Le priorità di un governo di sinistra secondo D’Alema
Le priorità per un governo di centrosinistra, secondo l’ex leader DS, dovrebbero essere altre: “La riforma dello Stato, delle amministrazioni, compreso il funzionamento della giustizia, la sicurezza. A livello europeo, la prima riforma dovrebbe essere quella dei mercati finanziari”. Un buon punto di partenza potrebbe essere cominciare “a stabilire che all’interno dell’eurozona non sia possibile la concorrenza fiscale. Non possiamo scoprire solo ora che il Lussemburgo è un paradiso fiscale, magari per indebolire Juncker e con lui la nuova Commissione”.
Austerità e semestre italiano
Massimo D’Alema sembra invece essere d’accordo con Renzi sul contrasto all’austerità. A riguardo l’ex leader de Pds dice: “Sono convinto che l’austerità come premessa della crescita sia una ricetta sbagliata”. E come lui stesso dice, all’ultimo G20, la questione principale è stato il dibattito proprio sull’austerità tra la Merkel e Obama. “È Obama che ha detto alla cancelliera che l’Europa deve spendere di più nella crescita. È questo il vero ostacolo alla ripresa, non l’articolo 18”.
Polemico, l’ex presidente della bicamerale, anche sul semestre italiano alla presidenza dell’Unione Europea: “Devo dire che, anche per ragioni oggettive, le vicende della Commissione, la battaglia sulle nomine, non mi pare abbia lasciato un segno così indelebile nella storia dell’Unione Europea”.

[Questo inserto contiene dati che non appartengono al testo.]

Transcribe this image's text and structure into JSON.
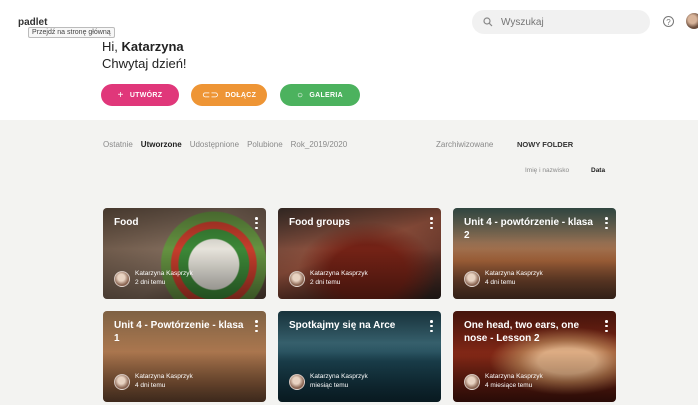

D’Alema e il dissenso nel M5S
L’ex segretario DS, a margine di un incontro organizzato dal Pd in ricordo di Enrico Berlinguer, spende qualche parola anche sulle espulsioni del M5S: “Colpisce questo autoritarismo interno e la chiusura a ogni forma di confronto democratico”. E aggiunge: “All’origine il movimento si caratterizzava per la partecipazione. Ora si rischia di tradire questa caratteristica originaria e di tradire molte persone”.